When you are taking portrait photographs at home, you generally do not have a studio lighting set up. Instead you depend on normal lighting sources found at home in addition to the flash. However, this can lead to poorly lit portraits wherein your subject’s features appear dark or shadowed. Here are five common lighting mistakes you can avoid when taking portrait photographs at home.
Not using a flash
Even when you feel the ambient light at home is enough for a clear portrait, you may end up with shadows on your subject’s face. This is because even though the natural light is sufficient, there would be portions of the face where light does not fall evenly. This is can be easily rectified by using a flash when taking home portrait photographs. This will ensure that your subject’s face is evenly lit and you get nice and clear portraits.

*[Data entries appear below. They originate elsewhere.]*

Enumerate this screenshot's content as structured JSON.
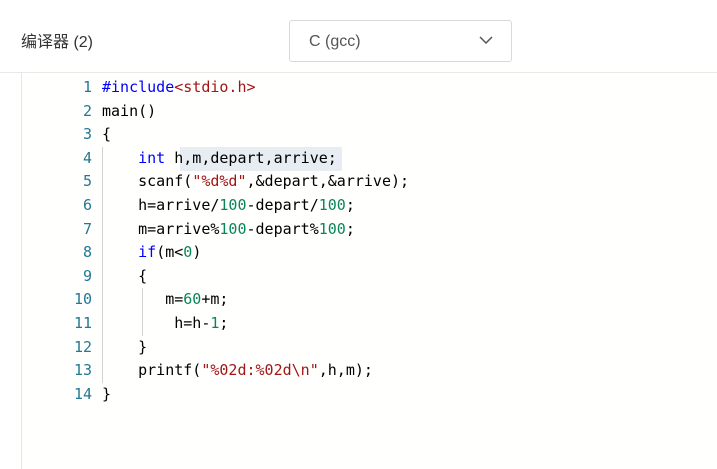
{
  "header": {
    "compiler_label": "编译器 (2)",
    "language_select": {
      "selected": "C (gcc)",
      "icon": "chevron-down-icon"
    }
  },
  "editor": {
    "line_numbers": [
      "1",
      "2",
      "3",
      "4",
      "5",
      "6",
      "7",
      "8",
      "9",
      "10",
      "11",
      "12",
      "13",
      "14"
    ],
    "lines": [
      "#include<stdio.h>",
      "main()",
      "{",
      "    int h,m,depart,arrive;",
      "    scanf(\"%d%d\",&depart,&arrive);",
      "    h=arrive/100-depart/100;",
      "    m=arrive%100-depart%100;",
      "    if(m<0)",
      "    {",
      "       m=60+m;",
      "        h=h-1;",
      "    }",
      "    printf(\"%02d:%02d\\n\",h,m);",
      "}"
    ]
  },
  "colors": {
    "keyword": "#0000ff",
    "string": "#a31515",
    "number": "#098658",
    "line_number": "#237893"
  }
}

Placing the key light at 90 degrees
When you place the key light at a 90-degree angle from the subject’s face, only the half that faces the light appears bright, leaving the other half completely in the shadow creating a high contrast image which does not look good. Instead, use a silver or white reflector directly opposite the light. This will bounce the light onto the other half of the face and give a much more evenly lit portrait.

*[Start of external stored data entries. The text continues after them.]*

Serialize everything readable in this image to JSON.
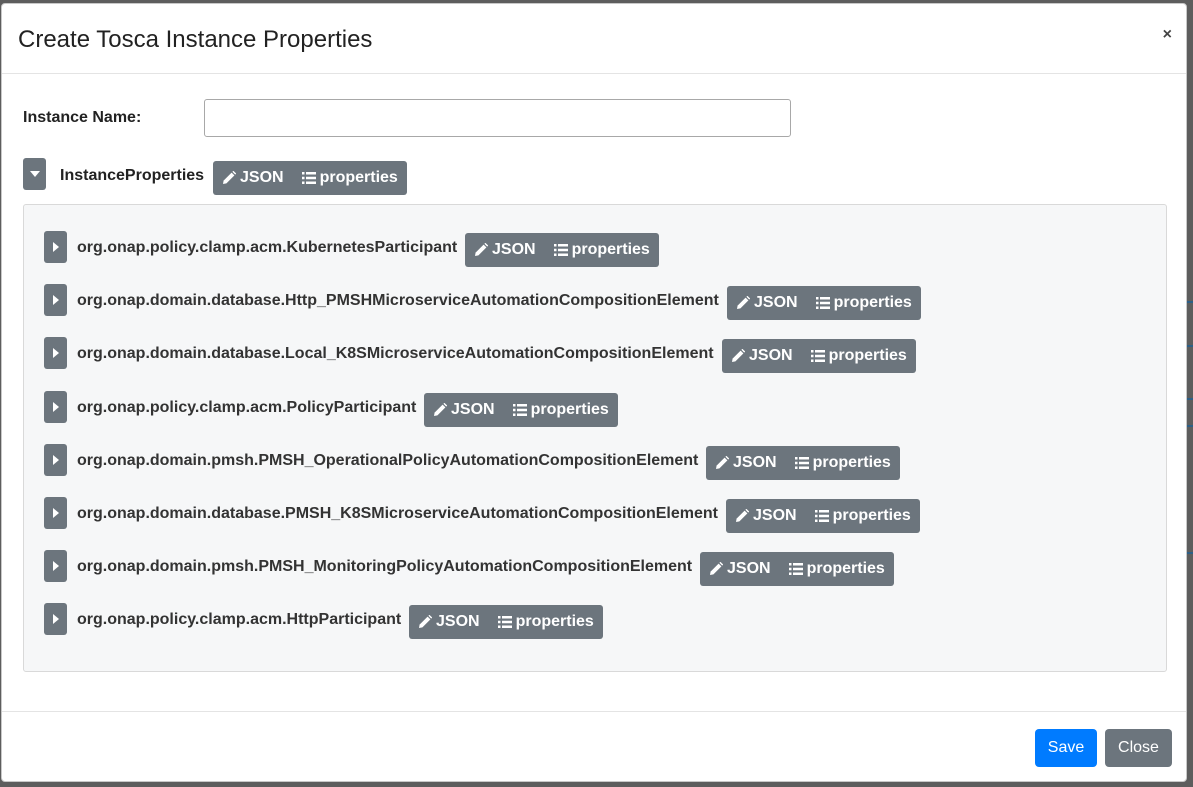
{
  "dialog": {
    "title": "Create Tosca Instance Properties",
    "close_symbol": "×"
  },
  "form": {
    "instance_name_label": "Instance Name:",
    "instance_name_value": "",
    "instance_name_placeholder": ""
  },
  "root": {
    "label": "InstanceProperties",
    "expanded": true,
    "json_label": "JSON",
    "properties_label": "properties"
  },
  "items": [
    {
      "label": "org.onap.policy.clamp.acm.KubernetesParticipant",
      "json_label": "JSON",
      "properties_label": "properties"
    },
    {
      "label": "org.onap.domain.database.Http_PMSHMicroserviceAutomationCompositionElement",
      "json_label": "JSON",
      "properties_label": "properties"
    },
    {
      "label": "org.onap.domain.database.Local_K8SMicroserviceAutomationCompositionElement",
      "json_label": "JSON",
      "properties_label": "properties"
    },
    {
      "label": "org.onap.policy.clamp.acm.PolicyParticipant",
      "json_label": "JSON",
      "properties_label": "properties"
    },
    {
      "label": "org.onap.domain.pmsh.PMSH_OperationalPolicyAutomationCompositionElement",
      "json_label": "JSON",
      "properties_label": "properties"
    },
    {
      "label": "org.onap.domain.database.PMSH_K8SMicroserviceAutomationCompositionElement",
      "json_label": "JSON",
      "properties_label": "properties"
    },
    {
      "label": "org.onap.domain.pmsh.PMSH_MonitoringPolicyAutomationCompositionElement",
      "json_label": "JSON",
      "properties_label": "properties"
    },
    {
      "label": "org.onap.policy.clamp.acm.HttpParticipant",
      "json_label": "JSON",
      "properties_label": "properties"
    }
  ],
  "footer": {
    "save_label": "Save",
    "close_label": "Close"
  },
  "colors": {
    "primary": "#007bff",
    "secondary": "#6c757d",
    "panel_bg": "#f6f7f8"
  },
  "icons": {
    "expand_open": "caret-down-icon",
    "expand_closed": "caret-right-icon",
    "json": "pencil-icon",
    "properties": "list-icon"
  }
}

Placing the key light at 45 degrees
This too will produce shadows over the subject’s face and give you a poor and unflattering portrait. Again try using a reflector to create a better effect. Place the reflector on the opposite side of the light so that it reflects light onto that side of the face.
Using very bright background light
Using a bright light behind your subject can give you a rim or halo effect, but can also take away the focus from the subject’s face. When using a light behind your subject, make sure that the flash balances it out and brings the face into focus. You could also use a few reflectors to bounce light into the face so it is well and uniformly lit.
Uneven lighting in a family portrait
When shooting a family portrait at home, make sure that each person’s face is well lit. Usually each person’s head is at a different height and uneven lighting could leave someone’s face in the shadow. Place your light and reflectors so that light falls evenly over everyone’s face. You could also use umbrella lights to focus light into the field ensuring that the portrait is clear and bright.